Surely everyone is aware by now that 100 years ago on August 26 the 19th Amendment granting women the right to vote was ratified.  The U.S. has celebrated International Women’s Day even longer – since February 28, 1909.  This year it will be celebrated on Sunday, March 8.  If the historical society were to honor only one woman on this Sunday, it would most likely be Helen Stone Schluraff who died in 1964.

Helen grew up in Fairview, her father was George Stone and her childhood home was a large brick house on Avonia Road.  Some folks will remember it as the house that stood in front of the Avonia Egg Market.

Helen had a great many advantages in her young life.  She attended Wilson College in Chambersburg, and in 1904 was married to Verne Schluraff, a rising young Erie man who owned and operated a florist business.  The wedding was a lovely ceremony that took place in her childhood home and one newspaper report listed all the guests, described her dress etc., and included that the desserts were so plentiful they were “an embarrassment of riches.” 

But sometimes life just doesn’t go right, even with all the advantages.  The couple had two children, a boy and a girl, but after 11 years of marriage, she and Verne divorced.  Helen got the children and the floral business.

She had no experience with the business, but was determined to succeed, and succeed she did.  A great deal of her business was decorating houses for happy occasions – weddings, baptisms, etc.  Soon she was running the second largest floral shop in Erie.

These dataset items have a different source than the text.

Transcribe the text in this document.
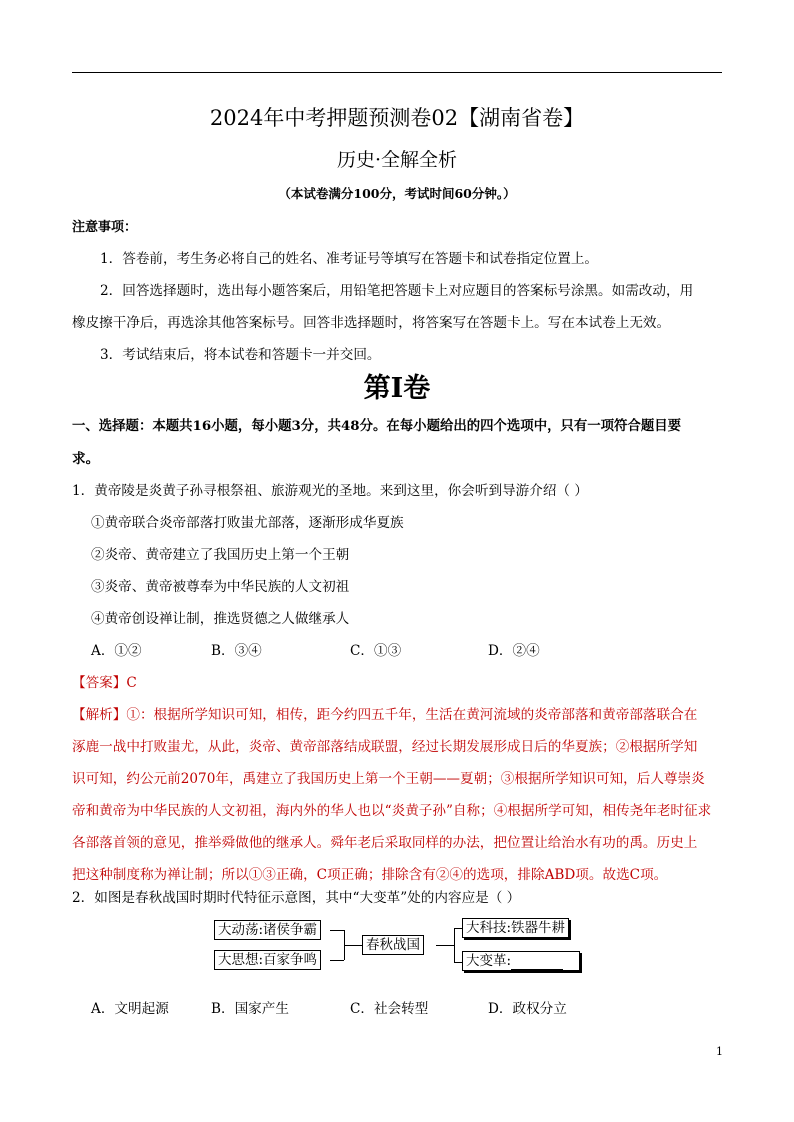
2024年中考押题预测卷02【湖南省卷】
历史·全解全析
（本试卷满分100分，考试时间60分钟。）
注意事项：
1．答卷前，考生务必将自己的姓名、准考证号等填写在答题卡和试卷指定位置上。
2．回答选择题时，选出每小题答案后，用铅笔把答题卡上对应题目的答案标号涂黑。如需改动，用
橡皮擦干净后，再选涂其他答案标号。回答非选择题时，将答案写在答题卡上。写在本试卷上无效。
3．考试结束后，将本试卷和答题卡一并交回。
第Ⅰ卷
一、选择题：本题共16小题，每小题3分，共48分。在每小题给出的四个选项中，只有一项符合题目要
求。
1．黄帝陵是炎黄子孙寻根祭祖、旅游观光的圣地。来到这里，你会听到导游介绍（ ）
①黄帝联合炎帝部落打败蚩尤部落，逐渐形成华夏族
②炎帝、黄帝建立了我国历史上第一个王朝
③炎帝、黄帝被尊奉为中华民族的人文初祖
④黄帝创设禅让制，推选贤德之人做继承人
A．①②	B．③④	C．①③	D．②④
【答案】C
【解析】①：根据所学知识可知，相传，距今约四五千年，生活在黄河流域的炎帝部落和黄帝部落联合在
涿鹿一战中打败蚩尤，从此，炎帝、黄帝部落结成联盟，经过长期发展形成日后的华夏族；②根据所学知
识可知，约公元前2070年，禹建立了我国历史上第一个王朝——夏朝；③根据所学知识可知，后人尊崇炎
帝和黄帝为中华民族的人文初祖，海内外的华人也以“炎黄子孙”自称；④根据所学可知，相传尧年老时征求
各部落首领的意见，推举舜做他的继承人。舜年老后采取同样的办法，把位置让给治水有功的禹。历史上
把这种制度称为禅让制；所以①③正确，C项正确；排除含有②④的选项，排除ABD项。故选C项。
2．如图是春秋战国时期时代特征示意图，其中“大变革”处的内容应是（ ）
大动荡:诸侯争霸
大思想:百家争鸣
春秋战国
大科技:铁器牛耕
大变革:
A．文明起源	B．国家产生	C．社会转型	D．政权分立
1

Then she spread her wings even further.  She started a lunch group at the YWCA for working women.  The women soon organized and were chartered as the Business and Professional Women’s Club of Erie.  Helen also was a charter member of Erie’s chapter of Zonta International, and she served as president for both of these women’s groups. And yes, she was a suffragette.  After the 19th Amendment was ratified she helped to organize a local chapter of the League of Women Voters, becoming its first president.

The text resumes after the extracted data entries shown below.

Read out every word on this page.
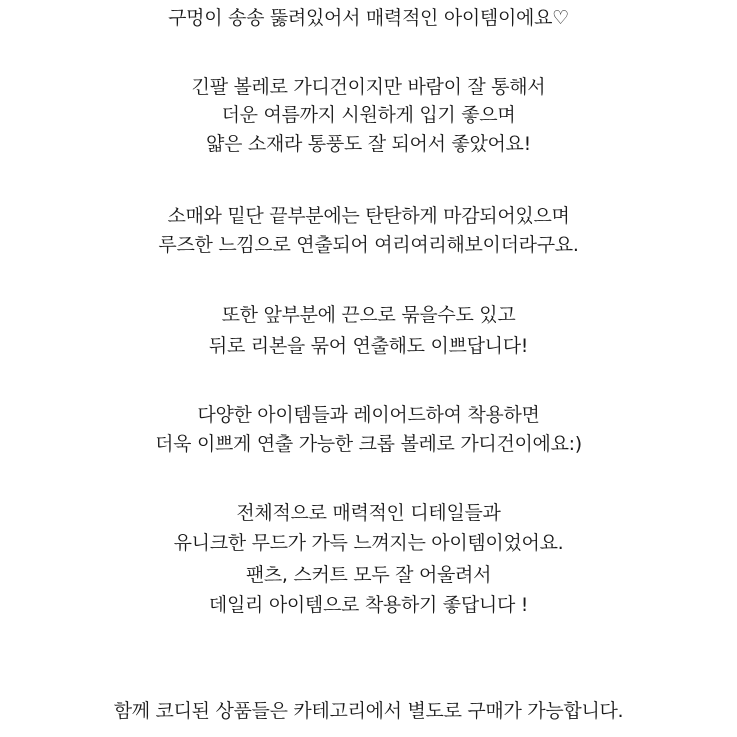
구멍이 송송 뚫려있어서 매력적인 아이템이에요♡
긴팔 볼레로 가디건이지만 바람이 잘 통해서
더운 여름까지 시원하게 입기 좋으며
얇은 소재라 통풍도 잘 되어서 좋았어요!
소매와 밑단 끝부분에는 탄탄하게 마감되어있으며
루즈한 느낌으로 연출되어 여리여리해보이더라구요.
또한 앞부분에 끈으로 묶을수도 있고
뒤로 리본을 묶어 연출해도 이쁘답니다!
다양한 아이템들과 레이어드하여 착용하면
더욱 이쁘게 연출 가능한 크롭 볼레로 가디건이에요:)
전체적으로 매력적인 디테일들과
유니크한 무드가 가득 느껴지는 아이템이었어요.
팬츠, 스커트 모두 잘 어울려서
데일리 아이템으로 착용하기 좋답니다 !
함께 코디된 상품들은 카테고리에서 별도로 구매가 가능합니다.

She was a joiner and a doer.  She was a leader.  When the stock market crashed she was urged to get into politics.  She was a Republican and ran for the position of County Commissioner.  She won and was the first woman in Pennsylvania to hold that office.

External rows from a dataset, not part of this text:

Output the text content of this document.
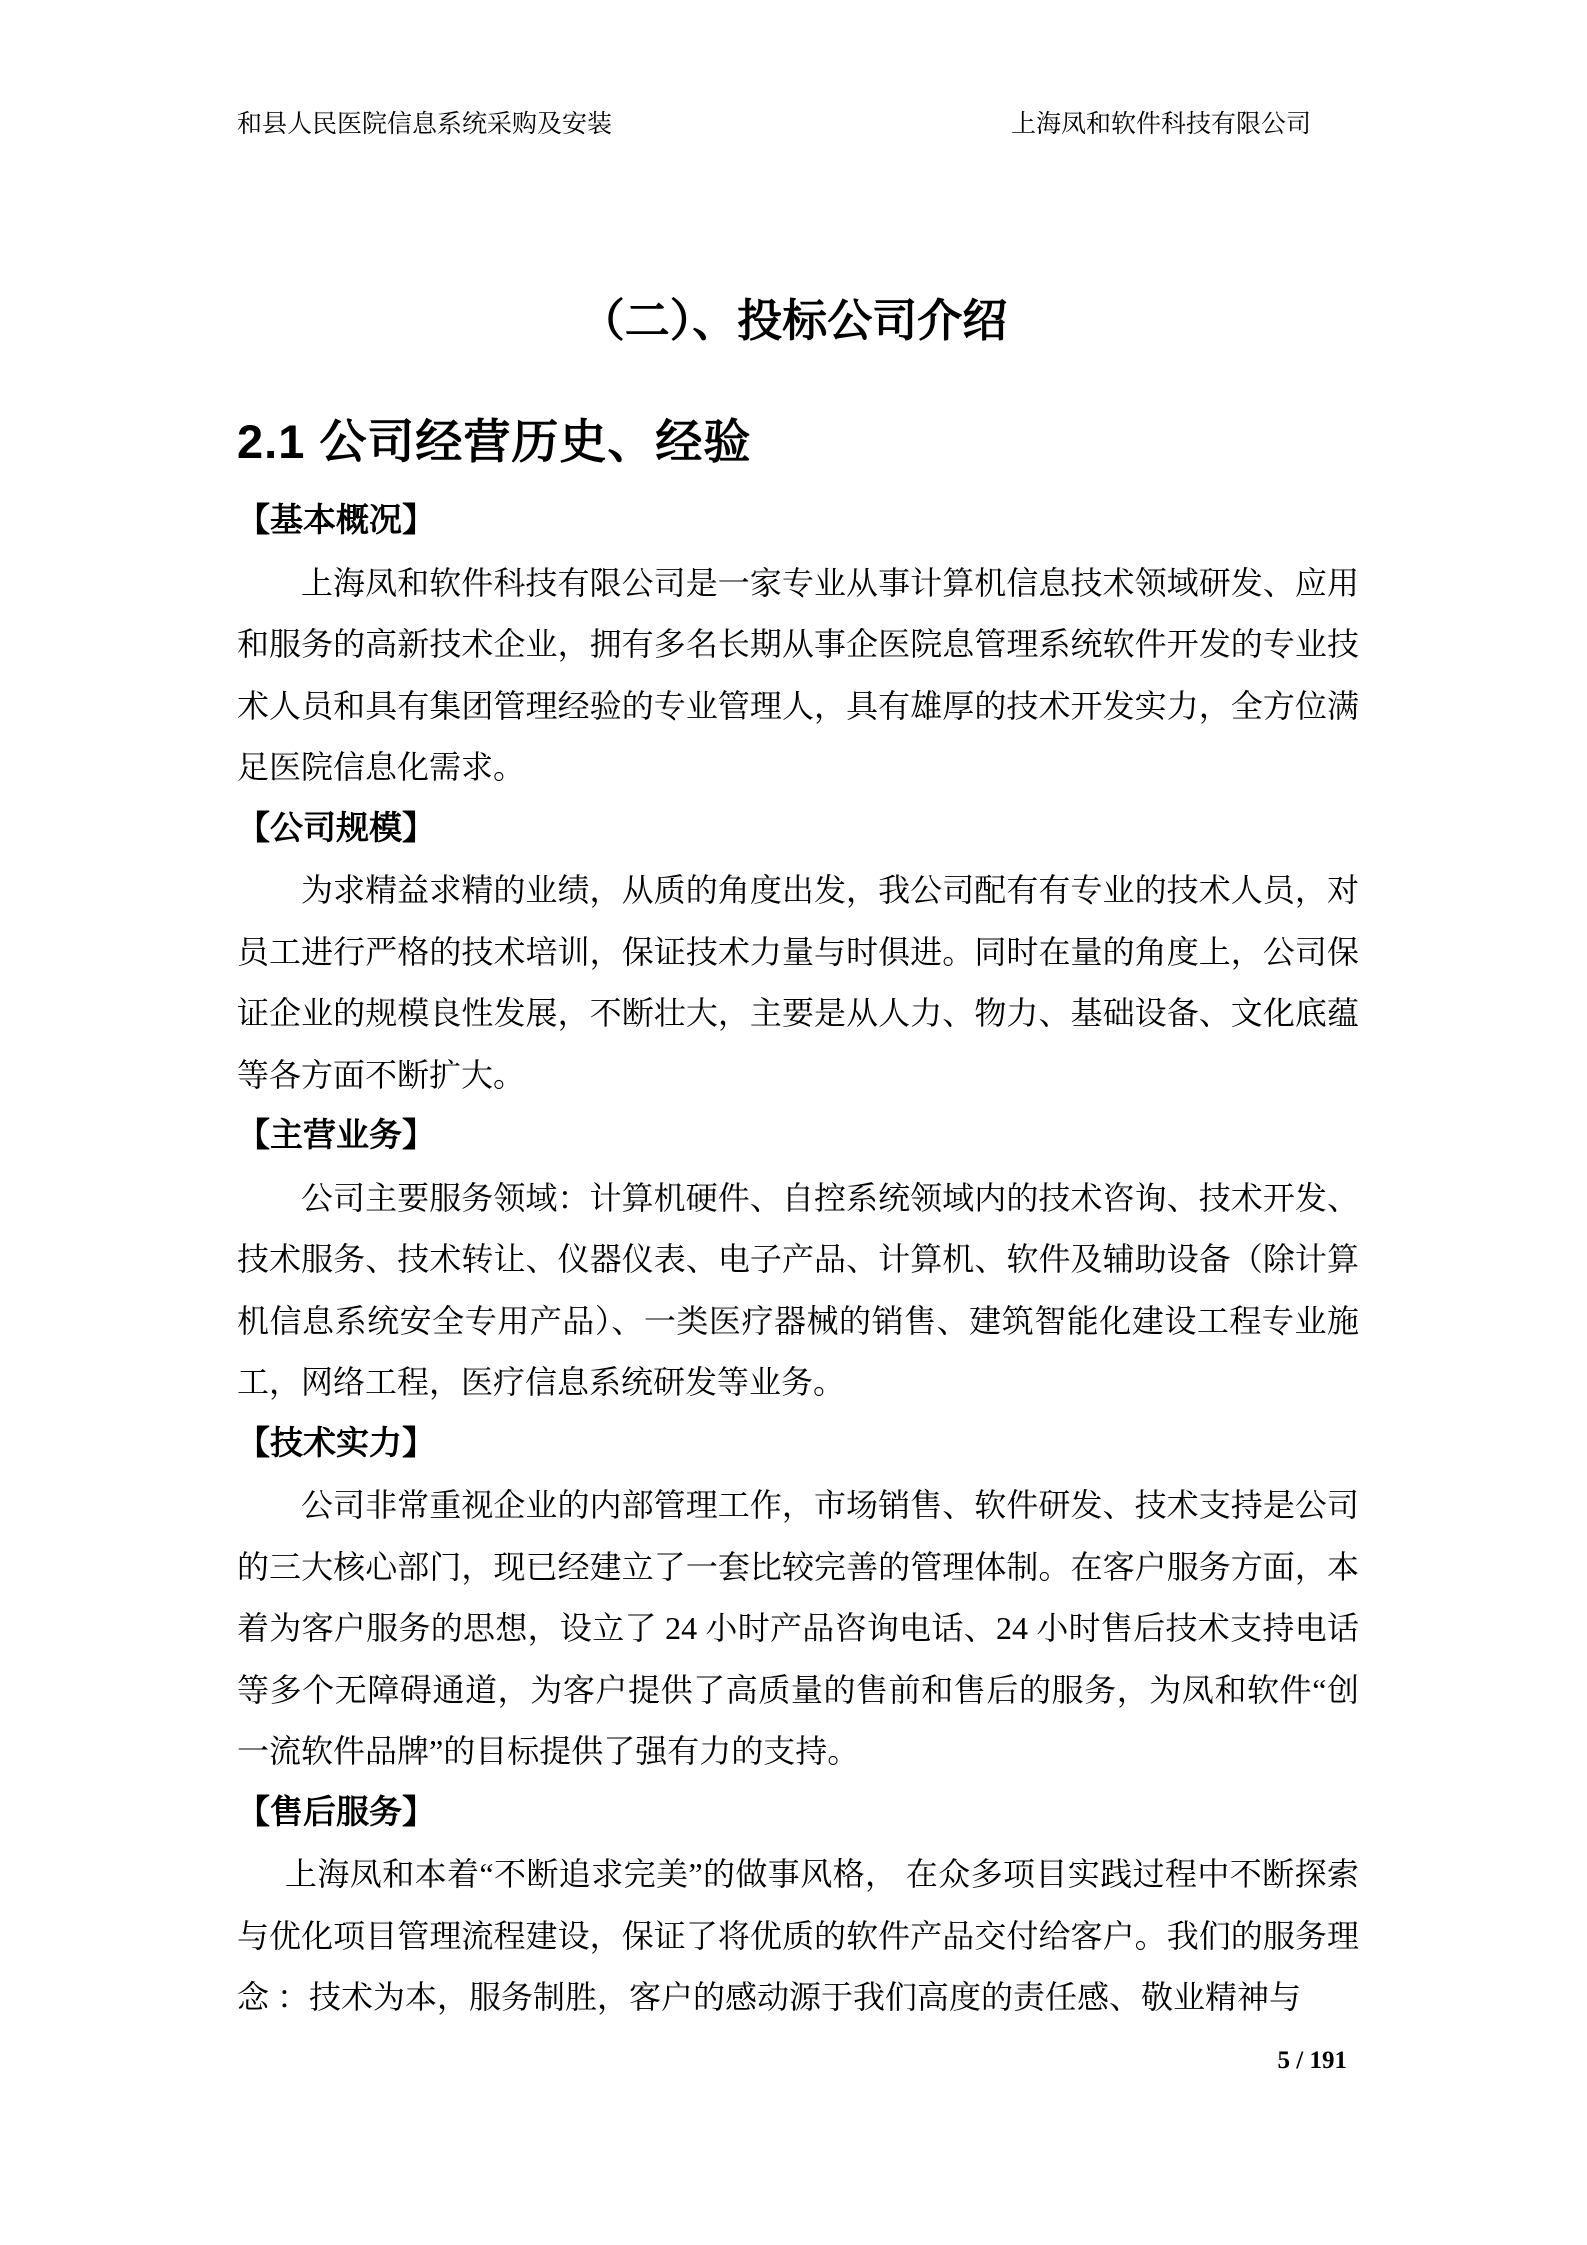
和县人民医院信息系统采购及安装	上海凤和软件科技有限公司
（二）、投标公司介绍
2.1 公司经营历史、经验
【基本概况】

上海凤和软件科技有限公司是一家专业从事计算机信息技术领域研发、应用和服务的高新技术企业，拥有多名长期从事企医院息管理系统软件开发的专业技术人员和具有集团管理经验的专业管理人，具有雄厚的技术开发实力，全方位满足医院信息化需求。

【公司规模】

为求精益求精的业绩，从质的角度出发，我公司配有有专业的技术人员，对员工进行严格的技术培训，保证技术力量与时俱进。同时在量的角度上，公司保证企业的规模良性发展，不断壮大，主要是从人力、物力、基础设备、文化底蕴等各方面不断扩大。

【主营业务】

公司主要服务领域：计算机硬件、自控系统领域内的技术咨询、技术开发、技术服务、技术转让、仪器仪表、电子产品、计算机、软件及辅助设备（除计算机信息系统安全专用产品）、一类医疗器械的销售、建筑智能化建设工程专业施工，网络工程，医疗信息系统研发等业务。

【技术实力】

公司非常重视企业的内部管理工作，市场销售、软件研发、技术支持是公司的三大核心部门，现已经建立了一套比较完善的管理体制。在客户服务方面，本着为客户服务的思想，设立了 24 小时产品咨询电话、24 小时售后技术支持电话等多个无障碍通道，为客户提供了高质量的售前和售后的服务，为凤和软件“创一流软件品牌”的目标提供了强有力的支持。

【售后服务】

上海凤和本着“不断追求完美”的做事风格， 在众多项目实践过程中不断探索与优化项目管理流程建设，保证了将优质的软件产品交付给客户。我们的服务理念 ：技术为本，服务制胜，客户的感动源于我们高度的责任感、敬业精神与

5 / 191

Helen served three full terms, a total of 12 years.  Listed among her accomplishments is the fact that the Erie County Tuberculosis Hospital was built out of current tax funds without a bond issue during her years of service.  She advocated a strict economy in an effort to reduce taxes. She was honest and kept her promises. On November 6, 1949, the Erie Sunday Times praised her, adding “her advice was sought and respectfully heeded by many a male officer holder and seeker.”  Even staunch Democrats admitted to voting for her.  Said one, “She was a wonderful person and an excellent commissioner.”

Helen left office at 60 years of age and continued to work for the Republican Party, for Governor Pinchot’s administration, for the Daughters of the American Revolution, and for the Daughters of the American Colonists.  When the B’nai B’rith was looking for a temporary location to place orphaned Jewish children she volunteered her childhood home on Avonia Road. Her interest in children included her serving as board president of the Sunnyside Home for Girls in Girard.

Helen was the impetus for the Fairview Council of Republican Women obtaining a charter in October 1960. 

She “pushed for women to be heard… she was a bit of a statesman,” said another accomplished woman in the Fairview area.  

So, this year on the International Women’s Day, we honor Helen Stone Schluraff.